Natural History Museum: Why are Sun & Sky Simulations so Different?

29 Sep 2014

Now that we are dealing with more complex scenes (regarding geometry) it might be worth to investigate, why the colors can get very different for two renderers using more or less the same simple materials and a sun & sky simulation.

I ran a test with Maxwell over a weekend and let it render on my laptop (a MacBook Pro - 2.6 GHz Intel Core i7 - Retina, 15-inch, Late 2013) for about 55 hours:

New scene 'Natural History Museum' rendered by Maxwell.

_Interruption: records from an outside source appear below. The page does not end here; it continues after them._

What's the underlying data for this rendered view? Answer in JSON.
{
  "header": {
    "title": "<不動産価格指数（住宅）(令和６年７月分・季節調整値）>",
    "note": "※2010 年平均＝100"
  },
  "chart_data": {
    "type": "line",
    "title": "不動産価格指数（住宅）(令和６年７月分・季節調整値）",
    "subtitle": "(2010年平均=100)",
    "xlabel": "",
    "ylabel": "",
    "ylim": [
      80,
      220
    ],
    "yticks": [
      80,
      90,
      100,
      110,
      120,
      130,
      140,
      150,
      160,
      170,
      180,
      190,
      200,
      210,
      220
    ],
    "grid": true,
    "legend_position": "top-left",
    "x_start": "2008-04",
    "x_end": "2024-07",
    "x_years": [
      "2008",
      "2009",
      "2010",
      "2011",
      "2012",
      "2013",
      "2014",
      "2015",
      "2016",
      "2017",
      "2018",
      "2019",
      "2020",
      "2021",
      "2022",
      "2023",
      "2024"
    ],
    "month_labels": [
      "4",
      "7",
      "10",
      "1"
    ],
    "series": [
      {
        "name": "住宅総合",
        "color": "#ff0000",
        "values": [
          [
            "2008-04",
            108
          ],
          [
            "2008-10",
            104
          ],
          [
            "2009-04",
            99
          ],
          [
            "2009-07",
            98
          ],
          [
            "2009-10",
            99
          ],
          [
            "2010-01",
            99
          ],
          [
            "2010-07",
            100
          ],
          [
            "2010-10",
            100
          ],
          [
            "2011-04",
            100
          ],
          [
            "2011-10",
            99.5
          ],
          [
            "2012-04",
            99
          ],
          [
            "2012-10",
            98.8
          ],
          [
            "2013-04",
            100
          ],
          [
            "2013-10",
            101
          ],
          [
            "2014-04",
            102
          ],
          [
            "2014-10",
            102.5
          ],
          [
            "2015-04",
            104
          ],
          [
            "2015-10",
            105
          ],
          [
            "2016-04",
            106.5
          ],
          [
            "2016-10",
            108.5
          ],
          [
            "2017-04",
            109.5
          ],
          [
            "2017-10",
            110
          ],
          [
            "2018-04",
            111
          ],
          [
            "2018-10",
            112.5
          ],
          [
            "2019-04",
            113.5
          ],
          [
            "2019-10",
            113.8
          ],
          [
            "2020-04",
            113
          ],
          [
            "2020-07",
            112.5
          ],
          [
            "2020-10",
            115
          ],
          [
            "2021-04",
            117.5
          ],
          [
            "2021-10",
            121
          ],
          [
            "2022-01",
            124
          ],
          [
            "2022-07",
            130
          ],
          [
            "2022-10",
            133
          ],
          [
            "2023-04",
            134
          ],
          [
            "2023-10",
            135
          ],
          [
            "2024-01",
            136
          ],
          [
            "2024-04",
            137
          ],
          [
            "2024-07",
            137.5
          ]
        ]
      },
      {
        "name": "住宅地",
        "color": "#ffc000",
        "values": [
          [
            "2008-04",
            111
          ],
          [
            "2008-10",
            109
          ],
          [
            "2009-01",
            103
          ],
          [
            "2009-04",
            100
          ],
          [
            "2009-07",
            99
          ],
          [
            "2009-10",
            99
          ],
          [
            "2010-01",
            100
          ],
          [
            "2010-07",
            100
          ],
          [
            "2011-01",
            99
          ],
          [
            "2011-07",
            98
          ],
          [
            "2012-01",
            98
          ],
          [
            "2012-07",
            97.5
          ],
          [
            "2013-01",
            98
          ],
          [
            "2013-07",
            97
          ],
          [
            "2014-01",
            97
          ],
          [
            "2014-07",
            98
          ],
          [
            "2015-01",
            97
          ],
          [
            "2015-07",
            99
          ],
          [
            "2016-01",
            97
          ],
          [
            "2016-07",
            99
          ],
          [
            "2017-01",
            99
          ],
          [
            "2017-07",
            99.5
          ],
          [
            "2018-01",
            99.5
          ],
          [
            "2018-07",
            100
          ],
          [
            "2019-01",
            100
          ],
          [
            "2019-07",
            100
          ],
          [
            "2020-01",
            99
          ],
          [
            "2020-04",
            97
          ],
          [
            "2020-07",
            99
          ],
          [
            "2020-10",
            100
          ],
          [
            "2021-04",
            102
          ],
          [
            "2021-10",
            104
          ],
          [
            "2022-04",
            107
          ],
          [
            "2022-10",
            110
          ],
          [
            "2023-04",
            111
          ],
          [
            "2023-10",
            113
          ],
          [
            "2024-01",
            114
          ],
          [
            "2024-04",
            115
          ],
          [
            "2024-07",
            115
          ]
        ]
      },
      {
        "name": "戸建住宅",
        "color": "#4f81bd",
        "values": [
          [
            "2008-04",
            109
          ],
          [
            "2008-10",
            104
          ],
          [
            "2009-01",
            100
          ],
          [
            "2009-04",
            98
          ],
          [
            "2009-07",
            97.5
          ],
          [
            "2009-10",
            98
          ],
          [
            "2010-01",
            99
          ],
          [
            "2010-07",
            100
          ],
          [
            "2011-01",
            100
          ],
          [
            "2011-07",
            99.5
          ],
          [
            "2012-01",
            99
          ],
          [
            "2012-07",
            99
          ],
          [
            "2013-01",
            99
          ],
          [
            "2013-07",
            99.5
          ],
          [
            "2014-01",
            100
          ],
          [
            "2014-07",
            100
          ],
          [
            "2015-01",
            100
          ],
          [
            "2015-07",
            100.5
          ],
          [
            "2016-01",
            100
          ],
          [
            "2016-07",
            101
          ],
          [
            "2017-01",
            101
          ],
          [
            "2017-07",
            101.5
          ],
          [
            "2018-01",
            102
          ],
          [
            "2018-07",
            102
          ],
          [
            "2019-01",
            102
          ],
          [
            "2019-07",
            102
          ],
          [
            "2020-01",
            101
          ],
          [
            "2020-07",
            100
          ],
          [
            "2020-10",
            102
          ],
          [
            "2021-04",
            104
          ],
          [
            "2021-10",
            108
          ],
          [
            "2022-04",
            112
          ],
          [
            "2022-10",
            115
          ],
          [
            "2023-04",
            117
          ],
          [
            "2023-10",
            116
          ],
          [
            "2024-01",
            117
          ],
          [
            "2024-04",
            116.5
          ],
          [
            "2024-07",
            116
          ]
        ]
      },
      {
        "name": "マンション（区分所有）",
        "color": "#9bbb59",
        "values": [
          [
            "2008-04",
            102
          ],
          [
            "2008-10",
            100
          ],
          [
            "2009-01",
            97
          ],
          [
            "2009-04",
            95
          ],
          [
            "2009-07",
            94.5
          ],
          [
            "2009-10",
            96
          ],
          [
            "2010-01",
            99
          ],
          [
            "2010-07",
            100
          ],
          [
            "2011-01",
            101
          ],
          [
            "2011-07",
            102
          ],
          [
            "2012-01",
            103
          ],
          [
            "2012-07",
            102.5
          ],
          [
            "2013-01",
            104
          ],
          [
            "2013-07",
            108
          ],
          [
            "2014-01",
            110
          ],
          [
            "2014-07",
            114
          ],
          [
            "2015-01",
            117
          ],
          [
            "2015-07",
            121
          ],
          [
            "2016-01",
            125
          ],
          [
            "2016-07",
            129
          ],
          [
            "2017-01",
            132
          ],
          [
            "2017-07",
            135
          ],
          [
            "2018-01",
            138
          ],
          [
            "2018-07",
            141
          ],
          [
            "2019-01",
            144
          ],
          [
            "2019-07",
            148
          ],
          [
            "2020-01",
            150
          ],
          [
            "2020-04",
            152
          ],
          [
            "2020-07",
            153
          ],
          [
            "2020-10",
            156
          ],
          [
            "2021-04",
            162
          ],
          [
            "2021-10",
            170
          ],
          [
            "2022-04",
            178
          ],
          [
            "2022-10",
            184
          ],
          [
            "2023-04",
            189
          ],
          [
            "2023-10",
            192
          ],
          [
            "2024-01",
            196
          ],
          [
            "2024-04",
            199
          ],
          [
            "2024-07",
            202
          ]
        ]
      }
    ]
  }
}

At the same time I was rendering two images of the same scene with Luxrender on my Linux desktop machine (Centos release 6.5 on a 8 CPU x86_64 Intel):

New scene 'Natural History Museum' rendered by Luxrender.

Both Luxrender images rendered at the same time for about 110 hours, so each image rendered about 55 hours if it would have gotten all CPUs.

Let’s have a look at the histograms of both images (the left one belongs to Maxwell, the right one to Luxrender):

Histogram for Maxwell Histogram for Luxrender

I’m giving no answer here, I just want to raise the question:

Why are sun & sky simulations so different?

In this scene there is a single light source and the multi-exporter translates a single Blender lamp of type Sun into whatever sun & sky simulation can be used for the renderer in question. So far I didn’t pay much attention to additional parameters, but I made sure I get the sun direction right. So, hopefully, in a future post I can shed some more light onto the topic, why we end up with so different colors, and how we can fix that in the exporter source code.